On the road, we wore Dunlop Green Flash. They were like plimsolls with thick soles – like tennis shoes.
White City, which was the equivalent of today’s Crystal Palace, was a cinder track. You needed ½” to ¾” spikes to get a good grip. There were no starting blocks for the sprinters; they used to have to dig a hole in the cinder using a trowel. Then when the first starting blocks came in, they had to be hammered in place with long nails.
I don’t know how much difference an all-weather track like we have nowadays would have made, but I suppose I might have run a fair bit faster if we’d had the grip of a modern track and better shoe technology.
What would you say is your secret to remaining injury free? How does your body cope with so much mileage?
Luck! Most runners by my age have dropped out due to knees and hips giving up, but I’ve not had that problem.
Back in the mid-eighties, after a 6-mile race around the roads from Withdean, I had a bit of knee trouble. I stopped running when I was warned that I’d get arthritis if I carried on. But after 6 months my knee felt fine walking about, so I started some easy running and built back up slowly over three or four months.

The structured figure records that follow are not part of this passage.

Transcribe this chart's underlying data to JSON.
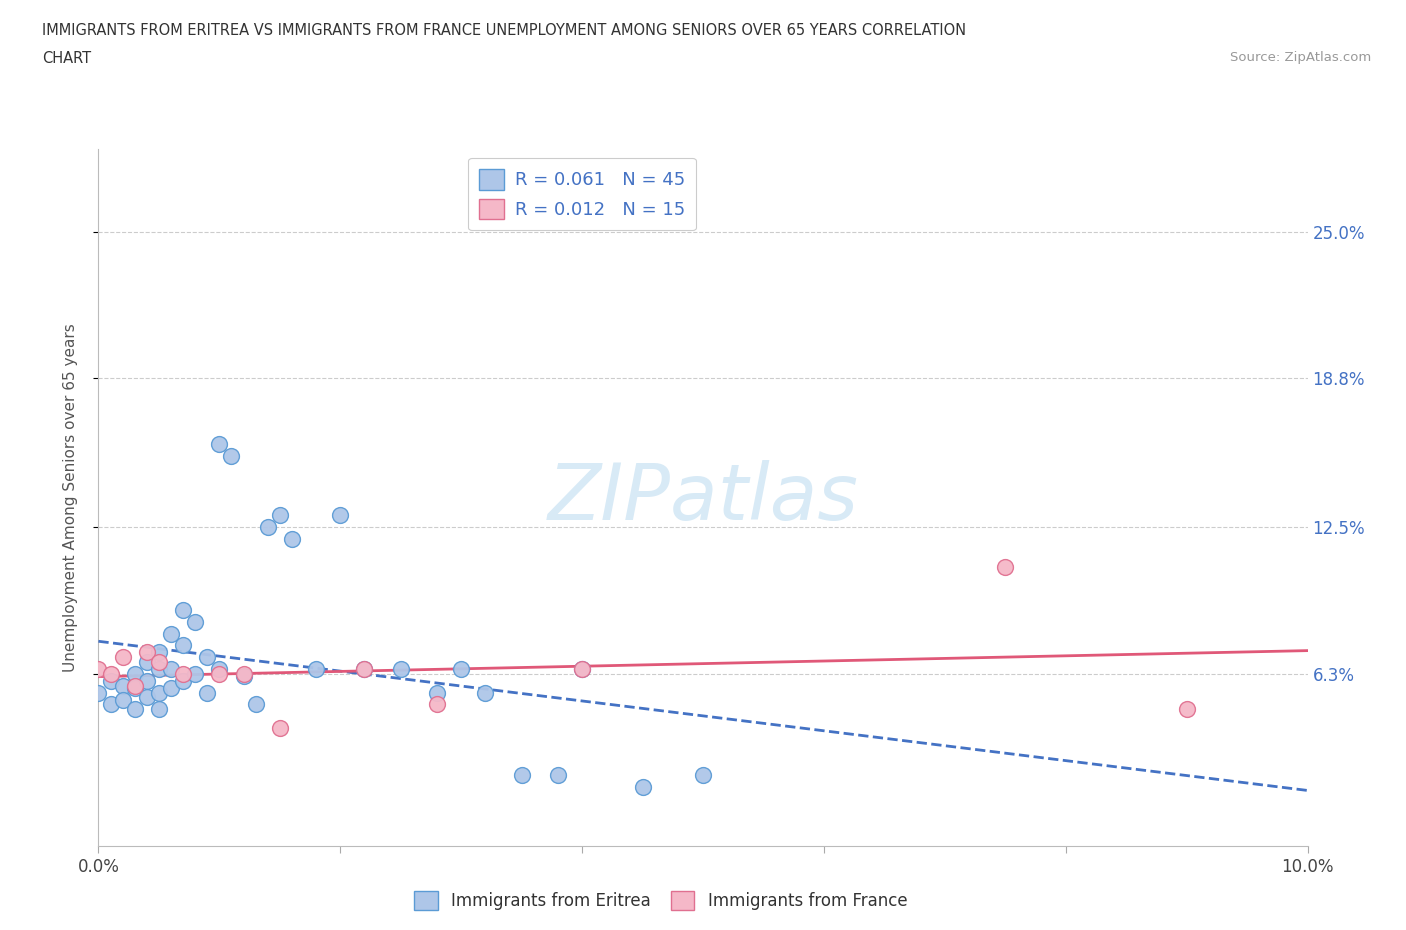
{
  "title_line1": "IMMIGRANTS FROM ERITREA VS IMMIGRANTS FROM FRANCE UNEMPLOYMENT AMONG SENIORS OVER 65 YEARS CORRELATION",
  "title_line2": "CHART",
  "source": "Source: ZipAtlas.com",
  "ylabel": "Unemployment Among Seniors over 65 years",
  "xlim": [
    0.0,
    0.1
  ],
  "ylim": [
    -0.01,
    0.285
  ],
  "xticks": [
    0.0,
    0.02,
    0.04,
    0.06,
    0.08,
    0.1
  ],
  "xticklabels": [
    "0.0%",
    "",
    "",
    "",
    "",
    "10.0%"
  ],
  "yticks": [
    0.063,
    0.125,
    0.188,
    0.25
  ],
  "yticklabels": [
    "6.3%",
    "12.5%",
    "18.8%",
    "25.0%"
  ],
  "legend_eritrea_label": "Immigrants from Eritrea",
  "legend_france_label": "Immigrants from France",
  "eritrea_color": "#aec6e8",
  "eritrea_edge_color": "#5b9bd5",
  "france_color": "#f5b8c8",
  "france_edge_color": "#e07090",
  "trend_eritrea_color": "#4472c4",
  "trend_france_color": "#e05878",
  "watermark_color": "#d8eaf6",
  "label_color": "#4472c4",
  "R_eritrea": 0.061,
  "N_eritrea": 45,
  "R_france": 0.012,
  "N_france": 15,
  "eritrea_x": [
    0.0,
    0.001,
    0.001,
    0.002,
    0.002,
    0.003,
    0.003,
    0.003,
    0.004,
    0.004,
    0.004,
    0.005,
    0.005,
    0.005,
    0.005,
    0.006,
    0.006,
    0.006,
    0.007,
    0.007,
    0.007,
    0.008,
    0.008,
    0.009,
    0.009,
    0.01,
    0.01,
    0.011,
    0.012,
    0.013,
    0.014,
    0.015,
    0.016,
    0.018,
    0.02,
    0.022,
    0.025,
    0.028,
    0.03,
    0.032,
    0.035,
    0.038,
    0.04,
    0.045,
    0.05
  ],
  "eritrea_y": [
    0.055,
    0.06,
    0.05,
    0.058,
    0.052,
    0.063,
    0.057,
    0.048,
    0.068,
    0.06,
    0.053,
    0.072,
    0.065,
    0.055,
    0.048,
    0.08,
    0.065,
    0.057,
    0.09,
    0.075,
    0.06,
    0.085,
    0.063,
    0.07,
    0.055,
    0.16,
    0.065,
    0.155,
    0.062,
    0.05,
    0.125,
    0.13,
    0.12,
    0.065,
    0.13,
    0.065,
    0.065,
    0.055,
    0.065,
    0.055,
    0.02,
    0.02,
    0.065,
    0.015,
    0.02
  ],
  "france_x": [
    0.0,
    0.001,
    0.002,
    0.003,
    0.004,
    0.005,
    0.007,
    0.01,
    0.012,
    0.015,
    0.022,
    0.028,
    0.04,
    0.075,
    0.09
  ],
  "france_y": [
    0.065,
    0.063,
    0.07,
    0.058,
    0.072,
    0.068,
    0.063,
    0.063,
    0.063,
    0.04,
    0.065,
    0.05,
    0.065,
    0.108,
    0.048
  ]
}
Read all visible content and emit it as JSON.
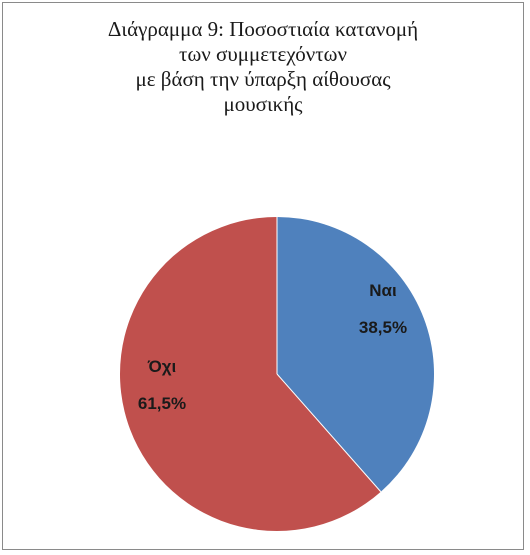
{
  "chart_data": {
    "type": "pie",
    "title_lines": [
      "Διάγραμμα 9: Ποσοστιαία κατανομή",
      "των συμμετεχόντων",
      "με βάση την ύπαρξη αίθουσας",
      "μουσικής"
    ],
    "slices": [
      {
        "label": "Ναι",
        "value": 38.5,
        "value_label": "38,5%",
        "color": "#4f81bd"
      },
      {
        "label": "Όχι",
        "value": 61.5,
        "value_label": "61,5%",
        "color": "#c0504d"
      }
    ],
    "start": "top",
    "direction": "clockwise",
    "legend": "none"
  }
}
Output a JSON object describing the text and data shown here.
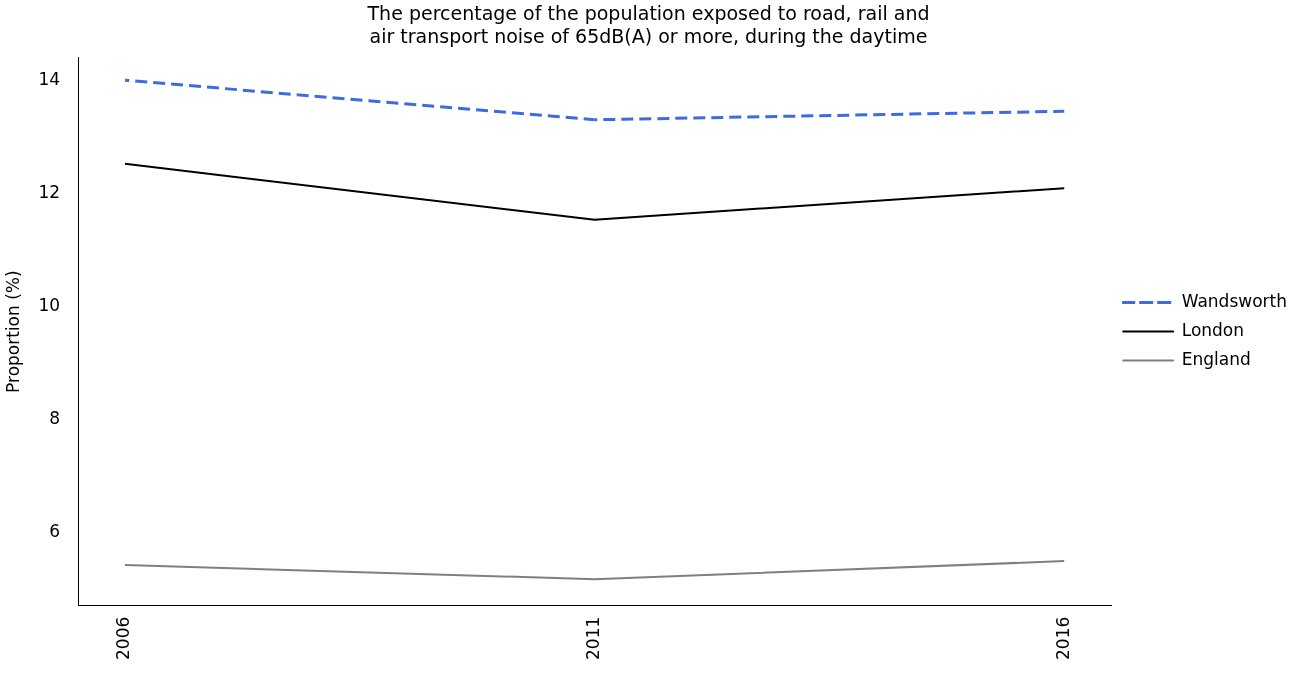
{
  "chart_data": {
    "type": "line",
    "title": "The percentage of the population exposed to road, rail and\nair transport noise of 65dB(A) or more, during the daytime",
    "ylabel": "Proportion (%)",
    "x": [
      2006,
      2011,
      2016
    ],
    "xlim": [
      2005.5,
      2016.5
    ],
    "xticks": [
      2006,
      2011,
      2016
    ],
    "ylim": [
      4.7,
      14.4
    ],
    "yticks": [
      6,
      8,
      10,
      12,
      14
    ],
    "series": [
      {
        "name": "Wandsworth",
        "color": "#4169e1",
        "values": [
          14.0,
          13.3,
          13.45
        ],
        "line_style": "dashed"
      },
      {
        "name": "London",
        "color": "#000000",
        "values": [
          12.52,
          11.53,
          12.09
        ]
      },
      {
        "name": "England",
        "color": "#808080",
        "values": [
          5.42,
          5.17,
          5.49
        ]
      }
    ],
    "grid": false,
    "legend": "right",
    "marker": "none"
  }
}
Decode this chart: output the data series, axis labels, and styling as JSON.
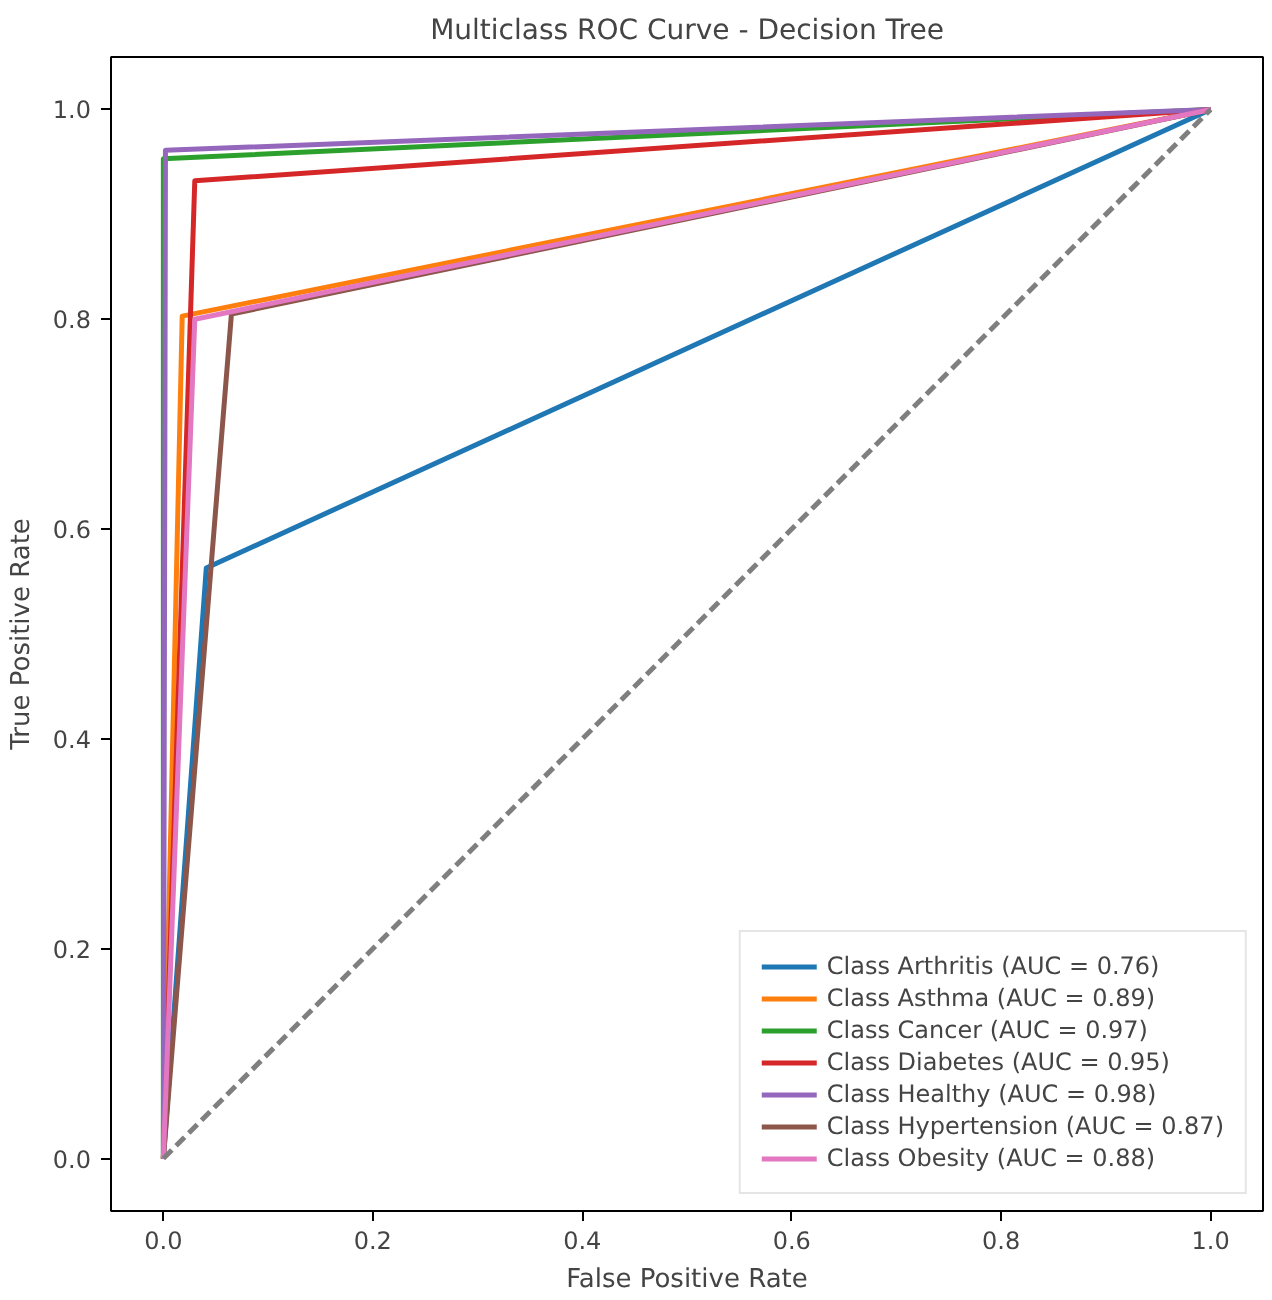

In 1987 I had a split disk in my back, which I had removed. I asked the surgeon when I could get back into running again and he said “I’ll leave that up to you”! So I started jogging two weeks after the operation, and after a further couple of weeks I ran in a 5-mile cross-country race.
I’ve always had the usual muscle stiffness and strains but I’ve just run through them. I think that’s ok as long as you don’t run hard, and it helps keep muscle tone.
At 86, do you still set yourself running goals? If so, what’s next?
I don’t race as often now. But I have the over-80 and over-85 records for Brighton & Hove parkrun, and I’d like to get the over-90 record.
When I’m 100, I’d like to do the New York Marathon.
And, although not a running goal, I recently heard that the oldest woman in the country is 113, so I’ve got to reach 114!
Hugh, you’re an absolute inspiration! Congratulations on all you’ve achieved in over seven decades of running. That really is quite remarkable! And best of luck with all the goals you’ve set yourself going forward!